Why this makes it smarter
Remember: each token the model generates is one burst of computation. By producing hundreds of reasoning tokens before answering, the model spends far more compute on a hard problem than a single-pass answer ever could.
more thinking tokens → more computation → better answers on hard problemsLetting the model write more steps before answering gives it more chances to work things out, like a student using scratch paper instead of answering instantly.
This is called test-time compute: you make the model smarter by letting it think longer at answer-time, not only by making it bigger at training-time.
How it is trained
Start from a normal instruction-tuned model, then add a reasoning stage:
| Step | What happens |
| Show worked examples | Train on answers that include step-by-step working, not just the final result. |
| Let it attempt hard problems | On questions with a checkable answer (math, code), the model generates many full solution attempts. |
| Reward only correct answers | Give a point when the final answer is actually right, and reinforce the whole thinking path that got there. |
| Repeat millions of times | The model gradually discovers which styles of thinking earn points. |
reward = 1 if final answer is correct, else 0No human grades the individual steps. The model only earns a point when it lands on the right final answer, so it has to figure out good reasoning on its own.
This is reinforcement learning on verifiable rewards: because math and code answers can be checked automatically, no human has to label the reasoning. The model effectively teaches itself.
What emerges, by itself
The surprising part: nobody hand-codes these behaviors. With enough practice on checkable problems, the model spontaneously starts to:
- Self-correct, "wait, that step is wrong, let me redo it."
- Break problems down, split a big question into smaller, easier pieces.
- Explore options, try several approaches and keep the one that works.

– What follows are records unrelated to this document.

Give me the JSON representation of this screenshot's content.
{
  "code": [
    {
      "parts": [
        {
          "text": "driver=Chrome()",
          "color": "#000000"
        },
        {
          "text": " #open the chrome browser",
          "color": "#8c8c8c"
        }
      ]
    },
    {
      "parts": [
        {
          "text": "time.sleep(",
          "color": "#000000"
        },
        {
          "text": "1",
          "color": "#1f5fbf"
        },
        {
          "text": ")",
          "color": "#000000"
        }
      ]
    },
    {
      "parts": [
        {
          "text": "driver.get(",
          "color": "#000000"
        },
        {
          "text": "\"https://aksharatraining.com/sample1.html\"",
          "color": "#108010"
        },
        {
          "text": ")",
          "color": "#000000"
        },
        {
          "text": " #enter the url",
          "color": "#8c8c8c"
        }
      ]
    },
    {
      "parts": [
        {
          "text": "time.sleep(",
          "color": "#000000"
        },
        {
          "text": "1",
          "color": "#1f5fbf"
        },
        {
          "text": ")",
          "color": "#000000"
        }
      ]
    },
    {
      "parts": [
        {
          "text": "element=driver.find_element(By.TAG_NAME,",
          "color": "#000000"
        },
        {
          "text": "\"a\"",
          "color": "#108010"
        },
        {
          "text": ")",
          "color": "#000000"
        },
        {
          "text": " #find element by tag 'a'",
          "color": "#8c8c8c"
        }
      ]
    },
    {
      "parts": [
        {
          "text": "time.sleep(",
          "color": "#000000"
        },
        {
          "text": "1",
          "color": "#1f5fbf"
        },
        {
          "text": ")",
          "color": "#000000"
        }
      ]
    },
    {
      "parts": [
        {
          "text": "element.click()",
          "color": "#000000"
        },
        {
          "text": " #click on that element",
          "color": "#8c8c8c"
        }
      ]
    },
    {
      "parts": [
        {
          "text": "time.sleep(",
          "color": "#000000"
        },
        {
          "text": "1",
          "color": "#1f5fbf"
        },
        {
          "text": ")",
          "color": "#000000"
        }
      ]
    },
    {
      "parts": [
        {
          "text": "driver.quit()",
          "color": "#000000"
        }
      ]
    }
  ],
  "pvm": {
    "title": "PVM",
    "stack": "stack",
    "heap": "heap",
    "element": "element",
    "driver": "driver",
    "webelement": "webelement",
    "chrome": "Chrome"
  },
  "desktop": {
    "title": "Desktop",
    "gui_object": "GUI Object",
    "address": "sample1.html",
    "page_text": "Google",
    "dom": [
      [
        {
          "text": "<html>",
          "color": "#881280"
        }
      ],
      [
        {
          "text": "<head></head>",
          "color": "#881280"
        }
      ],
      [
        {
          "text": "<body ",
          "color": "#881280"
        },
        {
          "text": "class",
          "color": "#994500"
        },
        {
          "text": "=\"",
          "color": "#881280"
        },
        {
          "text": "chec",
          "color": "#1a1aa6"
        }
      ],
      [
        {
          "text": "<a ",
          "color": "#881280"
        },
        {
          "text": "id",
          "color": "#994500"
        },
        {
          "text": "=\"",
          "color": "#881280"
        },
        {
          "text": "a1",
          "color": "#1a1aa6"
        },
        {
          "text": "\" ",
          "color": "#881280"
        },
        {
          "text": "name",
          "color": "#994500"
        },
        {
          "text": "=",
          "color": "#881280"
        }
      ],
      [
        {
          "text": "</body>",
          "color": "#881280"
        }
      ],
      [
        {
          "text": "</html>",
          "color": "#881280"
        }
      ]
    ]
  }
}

- Think longer on harder problems, spend more steps when a question is tough.
In the 100-book universe
Instead of instantly guessing the next plot point, the model first writes a scratchpad: "the gun appeared in chapter 1, the character is furious, an earlier promise was broken, so the likely next event is…", and only then answers. We reward the chains that correctly predict held-out passages, and the model learns to reason about the story instead of pattern-matching.
The trade-off: reasoning is slower and more expensive, the model generates many hidden "thinking" tokens for every answer. The payoff is far higher accuracy on math, code, logic, and planning.
Same architecture, new skill: a reasoning model is not a different machine, it is a next-token predictor that has been rewarded for thinking out loud until it gets hard things right.